Grouped projects

Designing for viral behavior change among IP and LC conservationists and their neighbors

This methodology was specifically designed for behavior change and lateral spread between and among IP and LC, whether adjacent smallfarmers, around the borders of game parks, and between Indigenous groups and their smallfarming neighbors. Thus grouped projects are encouraged, and the design of grouped projects are specifically addressed.

Grouped projects benefit biodiversity as animals range outside the borders of conserved areas, and ecosystem connectivity is a clear global conservation target (Vilar et al. 2020).

Projects can begin as, or convert to grouped projects, at any point in their progress. It is understood that IPs have an international right to ongoing consent, and both groups LCs desire shorter-term contracts specifically so they have the freedom to adjust to changing scientific standards or undesirable business relationships. Thus projects are allowed to reduce crediting area as long as the 1-year minimum crediting period has been met.

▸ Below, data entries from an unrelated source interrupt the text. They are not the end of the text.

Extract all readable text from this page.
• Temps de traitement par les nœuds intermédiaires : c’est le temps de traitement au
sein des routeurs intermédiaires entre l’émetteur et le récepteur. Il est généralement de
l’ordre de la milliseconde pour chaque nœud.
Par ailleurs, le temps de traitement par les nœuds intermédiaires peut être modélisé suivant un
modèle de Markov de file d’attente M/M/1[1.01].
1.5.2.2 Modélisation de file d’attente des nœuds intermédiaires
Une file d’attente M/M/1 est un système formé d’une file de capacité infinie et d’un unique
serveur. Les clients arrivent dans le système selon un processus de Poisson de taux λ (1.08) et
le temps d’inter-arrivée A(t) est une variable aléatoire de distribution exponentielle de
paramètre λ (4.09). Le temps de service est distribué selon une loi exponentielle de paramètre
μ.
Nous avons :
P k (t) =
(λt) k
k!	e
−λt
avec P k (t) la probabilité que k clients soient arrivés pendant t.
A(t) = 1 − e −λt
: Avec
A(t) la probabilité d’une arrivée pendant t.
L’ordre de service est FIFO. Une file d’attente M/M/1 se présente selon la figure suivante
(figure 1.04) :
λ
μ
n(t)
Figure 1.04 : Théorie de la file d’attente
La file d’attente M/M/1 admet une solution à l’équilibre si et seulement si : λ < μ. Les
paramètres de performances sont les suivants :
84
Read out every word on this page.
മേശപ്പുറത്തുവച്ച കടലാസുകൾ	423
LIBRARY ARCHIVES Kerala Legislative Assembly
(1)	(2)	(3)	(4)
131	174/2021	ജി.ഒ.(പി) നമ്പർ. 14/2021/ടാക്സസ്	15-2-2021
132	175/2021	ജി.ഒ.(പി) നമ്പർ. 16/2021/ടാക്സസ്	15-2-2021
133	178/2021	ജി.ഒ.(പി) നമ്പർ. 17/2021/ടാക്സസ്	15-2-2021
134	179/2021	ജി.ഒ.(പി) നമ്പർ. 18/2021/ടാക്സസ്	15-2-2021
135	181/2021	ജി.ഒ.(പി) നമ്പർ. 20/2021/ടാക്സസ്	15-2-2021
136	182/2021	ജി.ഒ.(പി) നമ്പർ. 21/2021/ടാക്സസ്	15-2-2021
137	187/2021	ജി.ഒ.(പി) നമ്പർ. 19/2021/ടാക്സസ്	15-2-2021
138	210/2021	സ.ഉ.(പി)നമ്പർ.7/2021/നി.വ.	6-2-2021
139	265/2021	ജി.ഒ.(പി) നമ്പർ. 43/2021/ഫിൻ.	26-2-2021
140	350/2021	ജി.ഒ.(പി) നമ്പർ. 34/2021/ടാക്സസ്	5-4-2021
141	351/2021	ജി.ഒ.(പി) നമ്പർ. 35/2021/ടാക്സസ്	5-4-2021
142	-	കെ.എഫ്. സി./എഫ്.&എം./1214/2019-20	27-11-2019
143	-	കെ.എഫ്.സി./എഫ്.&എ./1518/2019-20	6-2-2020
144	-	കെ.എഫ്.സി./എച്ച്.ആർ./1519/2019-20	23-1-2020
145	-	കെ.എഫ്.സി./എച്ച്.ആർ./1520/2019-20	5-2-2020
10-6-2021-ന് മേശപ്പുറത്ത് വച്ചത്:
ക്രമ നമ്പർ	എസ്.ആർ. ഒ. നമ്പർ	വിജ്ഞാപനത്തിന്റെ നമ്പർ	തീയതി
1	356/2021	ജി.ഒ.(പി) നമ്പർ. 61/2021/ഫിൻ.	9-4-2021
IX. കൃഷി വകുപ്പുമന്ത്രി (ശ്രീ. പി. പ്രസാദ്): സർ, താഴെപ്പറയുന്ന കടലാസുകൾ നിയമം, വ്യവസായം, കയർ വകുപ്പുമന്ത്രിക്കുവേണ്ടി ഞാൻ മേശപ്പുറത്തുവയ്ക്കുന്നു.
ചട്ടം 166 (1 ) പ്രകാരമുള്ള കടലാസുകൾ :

Biodiversity is enhanced at the intersection of ecosystems, so it is possible a grouped project in the same geographic region may extend laterally to cover new ecosystems or indicator species. In this case, the project must provide segmentation and adjust the Project description and Baseline assessment if applicable. For instance, a wetland project extends into marine ecosystems, and when those projects are grouped, it enhances both environments. However, the indicator species may not be the same for those types of adjacent grouped projects.

Once a BCP has implemented scalable infrastructure for the monitoring and reporting, scaling should be fairly straightforward. Updated Project boundaries can be provided during verification times if the Monitoring plan remains internally consistent.

As a note, given 5 year retroactivity, and clear monitoring data in the Leakage area, there is a strong financial incentive for neighboring lands to convert to conservation, and claim retroactive crediting. This is by design, should be encouraged, and contributes greatly to the 20% growth in conserved areas and behavior change in hunting of rare animals (jaguar and harpy eagle) witnessed in the pilot project for this methodology.

In BCP projects using this methodology in de novo sites, it is strongly encouraged to start with a small area, prove the model sufficiently to IP and LCs first with tangible results then grow laterally year-over-year based on conservation successes and earned-trust.